Lundi 5 janvier
Blocage agricole : les routes de Lyon sous tension ce 5 janvier
Rédigé par Léo Mourgeon
Des convois de tracteurs devraient s'élancer dès l'aube au sud de Lyon pour tenter de bloquer la ville (crédit : Adobe Stock).
Une nouvelle mobilisation agricole devrait perturber le sud de l’agglomération lyonnaise, dans un contexte de colère persistante du monde paysan.
La toile de fond
- Depuis plusieurs semaines, la colère agricole s’exprime avec force en Auvergne-Rhône-Alpes.

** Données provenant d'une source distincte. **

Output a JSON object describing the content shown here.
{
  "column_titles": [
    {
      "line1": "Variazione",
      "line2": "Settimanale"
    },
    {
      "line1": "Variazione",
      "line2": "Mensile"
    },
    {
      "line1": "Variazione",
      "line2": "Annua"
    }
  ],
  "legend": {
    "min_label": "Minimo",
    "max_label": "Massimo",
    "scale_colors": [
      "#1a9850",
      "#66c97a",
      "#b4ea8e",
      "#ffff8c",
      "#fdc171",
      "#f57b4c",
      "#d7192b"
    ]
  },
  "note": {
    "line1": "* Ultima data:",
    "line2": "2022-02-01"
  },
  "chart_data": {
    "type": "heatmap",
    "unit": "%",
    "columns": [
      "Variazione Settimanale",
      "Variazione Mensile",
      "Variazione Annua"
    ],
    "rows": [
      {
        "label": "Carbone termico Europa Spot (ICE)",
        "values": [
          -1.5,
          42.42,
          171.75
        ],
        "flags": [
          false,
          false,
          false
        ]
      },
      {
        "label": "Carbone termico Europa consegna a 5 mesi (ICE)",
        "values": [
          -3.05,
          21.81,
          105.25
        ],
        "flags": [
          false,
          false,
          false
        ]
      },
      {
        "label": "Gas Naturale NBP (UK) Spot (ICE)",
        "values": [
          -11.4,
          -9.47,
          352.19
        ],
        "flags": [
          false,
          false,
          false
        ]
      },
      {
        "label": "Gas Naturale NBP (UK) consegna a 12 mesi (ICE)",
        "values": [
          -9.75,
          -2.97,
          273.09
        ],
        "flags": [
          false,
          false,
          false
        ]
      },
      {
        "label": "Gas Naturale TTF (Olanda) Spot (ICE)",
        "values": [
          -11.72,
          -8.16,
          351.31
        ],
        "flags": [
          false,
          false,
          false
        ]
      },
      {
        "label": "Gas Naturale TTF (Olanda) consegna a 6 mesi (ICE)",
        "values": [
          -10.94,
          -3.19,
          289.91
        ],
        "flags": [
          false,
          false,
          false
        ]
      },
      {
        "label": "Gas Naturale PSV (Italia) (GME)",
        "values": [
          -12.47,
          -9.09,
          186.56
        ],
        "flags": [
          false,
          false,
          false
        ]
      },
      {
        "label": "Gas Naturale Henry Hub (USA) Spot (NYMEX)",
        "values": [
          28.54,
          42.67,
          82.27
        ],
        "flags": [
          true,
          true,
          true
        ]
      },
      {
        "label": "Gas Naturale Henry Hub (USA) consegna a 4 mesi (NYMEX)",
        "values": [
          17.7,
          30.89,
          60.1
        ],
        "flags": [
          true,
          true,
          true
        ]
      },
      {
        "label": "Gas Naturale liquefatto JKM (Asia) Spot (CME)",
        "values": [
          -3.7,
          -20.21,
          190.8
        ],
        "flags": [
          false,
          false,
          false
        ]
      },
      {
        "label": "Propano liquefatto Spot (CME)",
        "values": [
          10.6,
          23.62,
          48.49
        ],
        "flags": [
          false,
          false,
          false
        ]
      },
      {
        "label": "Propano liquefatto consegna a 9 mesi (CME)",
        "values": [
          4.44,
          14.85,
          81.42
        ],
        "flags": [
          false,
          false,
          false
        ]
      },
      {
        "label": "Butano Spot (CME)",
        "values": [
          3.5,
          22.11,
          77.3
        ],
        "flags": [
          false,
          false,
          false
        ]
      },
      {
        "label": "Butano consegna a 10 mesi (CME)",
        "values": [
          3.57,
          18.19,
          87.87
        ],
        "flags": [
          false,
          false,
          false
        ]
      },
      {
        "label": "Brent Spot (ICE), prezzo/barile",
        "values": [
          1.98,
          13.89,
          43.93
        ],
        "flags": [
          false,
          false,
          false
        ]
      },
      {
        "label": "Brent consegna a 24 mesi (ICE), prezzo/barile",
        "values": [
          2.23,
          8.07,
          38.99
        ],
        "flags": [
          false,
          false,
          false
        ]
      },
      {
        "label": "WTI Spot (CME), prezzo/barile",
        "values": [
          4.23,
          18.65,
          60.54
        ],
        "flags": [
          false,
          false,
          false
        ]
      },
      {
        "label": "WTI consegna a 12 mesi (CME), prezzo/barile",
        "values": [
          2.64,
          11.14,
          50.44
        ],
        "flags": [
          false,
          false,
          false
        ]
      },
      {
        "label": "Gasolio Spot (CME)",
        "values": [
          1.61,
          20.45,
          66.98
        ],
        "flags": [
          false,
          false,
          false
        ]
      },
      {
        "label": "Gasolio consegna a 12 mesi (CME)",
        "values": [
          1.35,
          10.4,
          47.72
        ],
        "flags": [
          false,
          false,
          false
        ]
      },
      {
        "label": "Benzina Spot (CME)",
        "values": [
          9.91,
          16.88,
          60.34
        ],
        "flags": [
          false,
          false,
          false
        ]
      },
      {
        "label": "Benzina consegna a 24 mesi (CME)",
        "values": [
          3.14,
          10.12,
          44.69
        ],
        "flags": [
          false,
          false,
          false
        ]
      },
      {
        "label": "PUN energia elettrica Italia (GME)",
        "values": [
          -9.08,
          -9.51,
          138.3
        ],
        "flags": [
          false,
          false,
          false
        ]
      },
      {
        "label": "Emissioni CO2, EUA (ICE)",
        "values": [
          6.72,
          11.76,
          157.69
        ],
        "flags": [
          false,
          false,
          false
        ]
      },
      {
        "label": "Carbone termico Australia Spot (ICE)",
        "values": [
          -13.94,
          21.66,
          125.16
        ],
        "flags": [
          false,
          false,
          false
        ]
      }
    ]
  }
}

En cause, un cocktail de décisions jugées intenables par une partie des éleveurs : la gestion sanitaire de la dermatose nodulaire bovine, qui ont conduit à l’abattage total de cheptels dès l’apparition d’un cas, et la perspective d’un accord de libre-échange entre l’Union européenne et les pays du Mercosur.
- Pour les agriculteurs mobilisés, ces choix fragilisent durablement les exploitations françaises, déjà confrontées à la hausse des coûts de production et à une concurrence étrangère aux normes moins strictes.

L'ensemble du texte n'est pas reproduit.